Barham (1794) referred to swelling of the face and body from sleeping under the tree. The sap and, at certain times of the year, the exudate from the leaves is highly irritant (Sprague 1921): Feuillée, who visited South America in 1702–12, related that some of the seamen of his ship suffered severely as the result of cutting down some "Llithi" trees (Lithraea caustica) on the coast of Chile. By the following day, their heads had swollen to an extraordinary size, and their features had become indistinguishable; they might have been taken for monsters rather than men (Obs. ii. 33, t.25, fig. dextra; 1725). According to Molina (Hist., Engl. ed. 144; 1809), "the effluvium from this tree, especially in summer, produces painful pustules and swellings on the hands and faces of those who stop beneath its shade. This effect is various, however, with various persons: there are some who are very little, if at all, incommoded by it, while others, who merely pass by the tree, are severely affected; though never attended with fatal consequences, it is, nevertheless, very troublesome. Great precaution is requisite in cutting the tree, as its viscous juice is extremely caustic; but when dry, the wood loses all its injurious qualities". Molina, who has been described as "one of the most pernicious blunderers who have brought confusion into Natural History" (J. Ball, Notes Nat. S. Am. 175; 1887) is not very trustworthy; but, according to Gillies, "the statement made by Molina, relative to the poisonous nature of this tree, seems to be well founded; as I am informed, by several intelligent people, that individuals resting or sleeping under it at certain times of the year, are afterwards attacked with eruptions all over the body" (Hook. & Arn. Bot. Beechey's Voy. 16; 1832). C. Gay (Fl. Chil. ii. 44; 1846) stated that the "Liti" or "Litre" tree (Lithraea caustica) is common on hills and sun-exposed plains in central Chile, extending from Coquimbo to Arauco; and that the danger of remaining underneath it or of burning it is well known. It is mostly women, children, and persons of weak constitution who are affected.



Lithraea molleoides Engl.
(syn. Lithraea aroeirinha Marchand)

The oleoresin from this species has been used to induce allergic contact dermatitis in guinea pigs (Lima 1953).



Loxopterygium huasango Spruce
Hualtaco Tree

Contact with the leaves can cause dermatitis but the wood does not seem to be irritant (Paulson 1942).



Loxopterygium lorentzii Griseb.
(syns Schinopsis lorentzii Engl., Quebrachia lorentzii Griseb.)
Red Quebracho

This tree yields a timber that is useful for building and constructional work (Hausen 1970). It has been listed as irritant by Schwartz et al. (1957) and Orsler (1973).

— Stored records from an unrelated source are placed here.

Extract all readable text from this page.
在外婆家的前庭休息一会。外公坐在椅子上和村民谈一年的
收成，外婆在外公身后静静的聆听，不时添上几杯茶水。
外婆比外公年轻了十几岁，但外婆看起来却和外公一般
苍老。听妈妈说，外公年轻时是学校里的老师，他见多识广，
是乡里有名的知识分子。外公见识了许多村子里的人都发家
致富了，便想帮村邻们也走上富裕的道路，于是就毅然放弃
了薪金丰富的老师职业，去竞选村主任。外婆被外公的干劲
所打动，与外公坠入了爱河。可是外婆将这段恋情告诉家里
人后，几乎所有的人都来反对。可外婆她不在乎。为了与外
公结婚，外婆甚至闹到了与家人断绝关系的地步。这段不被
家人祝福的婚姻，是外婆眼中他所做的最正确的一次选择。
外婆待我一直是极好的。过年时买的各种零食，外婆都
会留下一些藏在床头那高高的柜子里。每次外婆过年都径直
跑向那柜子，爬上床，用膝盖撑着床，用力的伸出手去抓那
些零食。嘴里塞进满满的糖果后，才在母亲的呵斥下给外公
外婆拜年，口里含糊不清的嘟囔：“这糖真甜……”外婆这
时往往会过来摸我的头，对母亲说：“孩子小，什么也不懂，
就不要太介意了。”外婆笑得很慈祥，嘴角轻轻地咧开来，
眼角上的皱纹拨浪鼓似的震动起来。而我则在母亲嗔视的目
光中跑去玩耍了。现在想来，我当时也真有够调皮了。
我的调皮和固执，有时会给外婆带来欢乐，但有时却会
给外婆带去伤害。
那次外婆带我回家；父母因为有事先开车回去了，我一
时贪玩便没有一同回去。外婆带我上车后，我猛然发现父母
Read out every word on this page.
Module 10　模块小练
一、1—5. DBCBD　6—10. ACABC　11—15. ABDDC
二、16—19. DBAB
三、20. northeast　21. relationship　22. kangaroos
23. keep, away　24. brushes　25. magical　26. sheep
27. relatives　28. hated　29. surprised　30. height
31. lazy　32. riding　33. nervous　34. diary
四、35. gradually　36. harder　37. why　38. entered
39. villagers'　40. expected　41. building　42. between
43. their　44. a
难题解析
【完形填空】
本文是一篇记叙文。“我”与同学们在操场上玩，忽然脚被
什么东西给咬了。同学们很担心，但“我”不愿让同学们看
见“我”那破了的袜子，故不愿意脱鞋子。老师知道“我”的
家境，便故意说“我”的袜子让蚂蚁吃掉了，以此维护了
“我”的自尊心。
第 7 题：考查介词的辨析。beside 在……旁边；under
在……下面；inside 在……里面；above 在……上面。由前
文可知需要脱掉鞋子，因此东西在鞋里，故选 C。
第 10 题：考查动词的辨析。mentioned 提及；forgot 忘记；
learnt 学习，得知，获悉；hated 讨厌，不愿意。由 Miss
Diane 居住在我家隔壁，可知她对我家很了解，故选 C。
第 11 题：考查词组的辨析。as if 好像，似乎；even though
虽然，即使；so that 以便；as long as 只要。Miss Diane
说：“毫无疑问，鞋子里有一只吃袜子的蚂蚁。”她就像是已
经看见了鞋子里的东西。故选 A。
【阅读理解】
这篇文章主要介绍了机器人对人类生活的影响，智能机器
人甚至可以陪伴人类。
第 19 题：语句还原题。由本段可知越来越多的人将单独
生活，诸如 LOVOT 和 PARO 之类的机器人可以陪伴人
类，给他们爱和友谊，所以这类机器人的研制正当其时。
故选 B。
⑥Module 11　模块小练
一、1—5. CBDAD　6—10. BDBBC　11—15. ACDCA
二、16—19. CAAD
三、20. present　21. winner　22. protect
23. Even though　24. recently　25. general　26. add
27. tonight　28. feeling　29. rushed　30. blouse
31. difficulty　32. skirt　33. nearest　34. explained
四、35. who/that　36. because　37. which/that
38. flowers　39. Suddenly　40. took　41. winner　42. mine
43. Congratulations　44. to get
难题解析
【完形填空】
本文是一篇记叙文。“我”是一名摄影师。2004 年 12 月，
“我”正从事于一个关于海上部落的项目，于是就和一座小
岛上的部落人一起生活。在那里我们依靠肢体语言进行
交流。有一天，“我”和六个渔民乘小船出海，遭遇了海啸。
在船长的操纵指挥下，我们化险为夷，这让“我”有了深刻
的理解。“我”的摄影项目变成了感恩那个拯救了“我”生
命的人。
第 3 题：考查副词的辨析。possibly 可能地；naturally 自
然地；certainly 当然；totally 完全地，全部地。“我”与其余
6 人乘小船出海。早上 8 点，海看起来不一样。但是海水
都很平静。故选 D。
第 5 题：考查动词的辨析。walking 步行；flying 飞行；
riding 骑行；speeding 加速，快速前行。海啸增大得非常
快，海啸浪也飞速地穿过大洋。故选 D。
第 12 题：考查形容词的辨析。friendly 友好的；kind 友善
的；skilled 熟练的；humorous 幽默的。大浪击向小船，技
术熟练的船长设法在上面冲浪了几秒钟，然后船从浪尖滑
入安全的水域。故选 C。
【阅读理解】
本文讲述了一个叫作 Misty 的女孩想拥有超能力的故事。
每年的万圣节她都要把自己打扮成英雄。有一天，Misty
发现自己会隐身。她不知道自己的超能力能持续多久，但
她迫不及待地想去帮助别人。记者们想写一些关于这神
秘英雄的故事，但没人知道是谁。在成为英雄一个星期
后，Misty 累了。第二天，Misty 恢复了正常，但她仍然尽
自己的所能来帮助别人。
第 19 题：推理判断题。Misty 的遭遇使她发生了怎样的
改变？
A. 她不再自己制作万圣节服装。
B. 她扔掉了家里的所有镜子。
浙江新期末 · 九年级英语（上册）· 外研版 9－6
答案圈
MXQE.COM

Contact with branches, leaves or sawdust may provoke dermatitis in sensitive persons (Di Lullo 1928) and the condition is sufficiently common to have acquired the vernacular name of "mal de quebracho". The diagnosis may be confirmed by patch testing with an alcoholic extract or with an aqueous distillate (Di Lullo 1934). The dermatitic agent in this species appears not to have been identified, but Di Lullo (1934) suggests that a substance similar to cardol (see Anacardium occidentale) is responsible. He showed that sensitisation was involved since only a proportion of those exposed developed dermatitis, and this only after a latent period.